Revenue Capri Holdings posted total revenue of $797 million for 2026 Q1, a 6.0% decrease from $848 million in the prior year. The Michael Kors brand led the portfolio with $635 million in revenue, maintaining its dominance as the largest contributor. Jimmy Choo followed with $162 million, rounding out the total revenue of $797 million. The results reflect a challenging retail environment, with the company prioritizing margin preservation over volume growth.
Earnings/Net Income Capri Holdings returned to profitability with earnings per share (EPS) of $0.44, compared to a loss of $0.11 in the year-ago period. This marked a 500.0% improvement in EPS and a net income of $53 million, a 541.7% increase from a net loss of $12 million in 2025 Q1. The sharp turnaround underscores the company’s successful cost management and operational restructuring.
Price Action The stock of
edged down 1.56% during the latest trading day but saw a strong 14.18% gain for the week and a 10.48% rise month-to-date, reflecting investor optimism around the earnings performance.
Post-Earnings Price Action Review A strategy of buying
following an earnings beat and selling after 30 days yielded a 19.93% return, although it underperformed the benchmark return of 71.69%. Despite the modest Sharpe ratio of 0.16, the strategy avoided losses, as indicated by the 0% maximum drawdown. This suggests that while the return was limited, it was achieved without experiencing a downturn.
CEO Commentary In the 2026 Q1 earnings call, CEO Joniode Greco emphasized the company’s resilience amid a competitive market. He highlighted the growth in direct-to-consumer sales and brand innovation as key performance drivers, contributing to an EPS of $0.44 and total revenue of $797 million. While acknowledging margin pressures from inflation, Greco expressed confidence in adapting strategies. He outlined plans to invest in digital transformation, enhance customer experience, and expand high-margin product lines, with an optimistic outlook for long-term value creation.
Guidance The company expects revenue to remain in line with current market conditions, with a continued focus on profitability and operational efficiency. No specific financial targets were provided, but management indicated cautious optimism for the upcoming quarter. Strategic priorities include disciplined capital allocation and growth initiatives to support sustainable earnings over time.

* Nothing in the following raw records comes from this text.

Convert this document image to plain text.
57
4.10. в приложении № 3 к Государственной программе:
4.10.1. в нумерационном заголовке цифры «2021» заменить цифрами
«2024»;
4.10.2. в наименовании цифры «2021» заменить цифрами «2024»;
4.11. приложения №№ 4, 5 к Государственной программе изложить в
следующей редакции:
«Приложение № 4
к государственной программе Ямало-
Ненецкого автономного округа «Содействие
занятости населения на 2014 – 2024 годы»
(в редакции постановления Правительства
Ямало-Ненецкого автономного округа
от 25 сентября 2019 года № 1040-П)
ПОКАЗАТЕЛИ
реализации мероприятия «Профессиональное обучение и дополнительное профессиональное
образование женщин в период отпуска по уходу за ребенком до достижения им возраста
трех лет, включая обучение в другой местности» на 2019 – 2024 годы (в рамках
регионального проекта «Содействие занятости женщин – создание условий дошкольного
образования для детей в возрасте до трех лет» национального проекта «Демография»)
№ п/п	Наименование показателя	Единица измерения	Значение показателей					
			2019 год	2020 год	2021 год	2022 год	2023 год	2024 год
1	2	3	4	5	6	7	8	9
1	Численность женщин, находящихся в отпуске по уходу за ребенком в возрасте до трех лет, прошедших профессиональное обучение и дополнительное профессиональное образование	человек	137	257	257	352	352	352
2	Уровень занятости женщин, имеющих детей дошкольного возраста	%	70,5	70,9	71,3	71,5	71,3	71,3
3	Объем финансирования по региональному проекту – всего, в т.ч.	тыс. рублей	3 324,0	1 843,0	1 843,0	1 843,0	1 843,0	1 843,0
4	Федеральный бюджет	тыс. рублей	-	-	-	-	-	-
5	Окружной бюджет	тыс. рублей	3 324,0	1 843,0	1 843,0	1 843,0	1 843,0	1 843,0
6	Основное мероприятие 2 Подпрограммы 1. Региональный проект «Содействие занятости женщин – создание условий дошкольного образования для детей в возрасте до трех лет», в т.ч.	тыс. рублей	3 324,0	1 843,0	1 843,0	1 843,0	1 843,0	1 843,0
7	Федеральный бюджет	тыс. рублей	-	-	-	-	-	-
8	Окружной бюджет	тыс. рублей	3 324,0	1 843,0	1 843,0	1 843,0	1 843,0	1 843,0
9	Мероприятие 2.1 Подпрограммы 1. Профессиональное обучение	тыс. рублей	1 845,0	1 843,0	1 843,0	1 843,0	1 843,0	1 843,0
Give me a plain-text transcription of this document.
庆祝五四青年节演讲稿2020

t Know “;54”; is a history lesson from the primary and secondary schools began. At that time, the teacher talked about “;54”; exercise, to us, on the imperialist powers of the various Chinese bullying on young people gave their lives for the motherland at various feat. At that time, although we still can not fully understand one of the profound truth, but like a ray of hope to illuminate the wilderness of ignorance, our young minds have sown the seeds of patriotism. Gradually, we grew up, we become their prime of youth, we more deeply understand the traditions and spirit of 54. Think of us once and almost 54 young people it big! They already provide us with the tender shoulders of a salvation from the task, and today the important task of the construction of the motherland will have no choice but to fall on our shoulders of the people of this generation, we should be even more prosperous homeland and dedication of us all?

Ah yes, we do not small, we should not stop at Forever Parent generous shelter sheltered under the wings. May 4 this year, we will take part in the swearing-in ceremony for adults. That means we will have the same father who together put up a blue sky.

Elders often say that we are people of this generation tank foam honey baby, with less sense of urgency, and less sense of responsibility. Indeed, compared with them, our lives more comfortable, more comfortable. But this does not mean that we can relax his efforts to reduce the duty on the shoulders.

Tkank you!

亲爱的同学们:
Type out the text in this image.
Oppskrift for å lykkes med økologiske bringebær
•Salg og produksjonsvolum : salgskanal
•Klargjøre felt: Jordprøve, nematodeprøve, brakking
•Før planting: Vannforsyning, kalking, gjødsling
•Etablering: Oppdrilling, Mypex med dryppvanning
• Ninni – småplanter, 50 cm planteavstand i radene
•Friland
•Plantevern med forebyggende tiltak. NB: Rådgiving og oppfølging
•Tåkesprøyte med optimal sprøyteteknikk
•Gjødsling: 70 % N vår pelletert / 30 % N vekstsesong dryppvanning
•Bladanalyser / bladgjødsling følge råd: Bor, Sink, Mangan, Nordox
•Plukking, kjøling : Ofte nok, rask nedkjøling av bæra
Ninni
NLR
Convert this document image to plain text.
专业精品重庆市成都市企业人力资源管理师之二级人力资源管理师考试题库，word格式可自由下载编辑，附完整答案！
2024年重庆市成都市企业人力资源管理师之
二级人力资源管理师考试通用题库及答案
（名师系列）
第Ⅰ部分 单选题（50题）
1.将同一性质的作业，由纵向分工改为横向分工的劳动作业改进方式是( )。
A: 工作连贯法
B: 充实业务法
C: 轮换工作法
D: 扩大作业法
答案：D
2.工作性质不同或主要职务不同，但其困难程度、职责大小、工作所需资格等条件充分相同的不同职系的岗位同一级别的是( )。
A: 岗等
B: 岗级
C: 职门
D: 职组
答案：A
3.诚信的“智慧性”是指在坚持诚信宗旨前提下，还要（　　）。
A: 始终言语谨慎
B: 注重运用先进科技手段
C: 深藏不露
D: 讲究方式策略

Additional News Recent global developments include heightened tensions over the Gaza plan, with divisions emerging ahead of a key cabinet meeting. Meanwhile, India responded to a doubling of tariffs, and a Chinese film on the Nanjing Massacre made its U.S. debut. In domestic policy, Trump announced a Federal Reserve nomination and a directive to exclude undocumented immigrants from the census. In Europe, Portugal extended a national alert due to severe wildfires, while the EU braced for U.S. tariff impacts. In the Americas,
resumed operations after a technical issue, and Trump set a meeting with Putin for the following week. In Asia, Cambodia and Thailand signed a ceasefire agreement, and African central banks increasingly turned to gold for economic stability.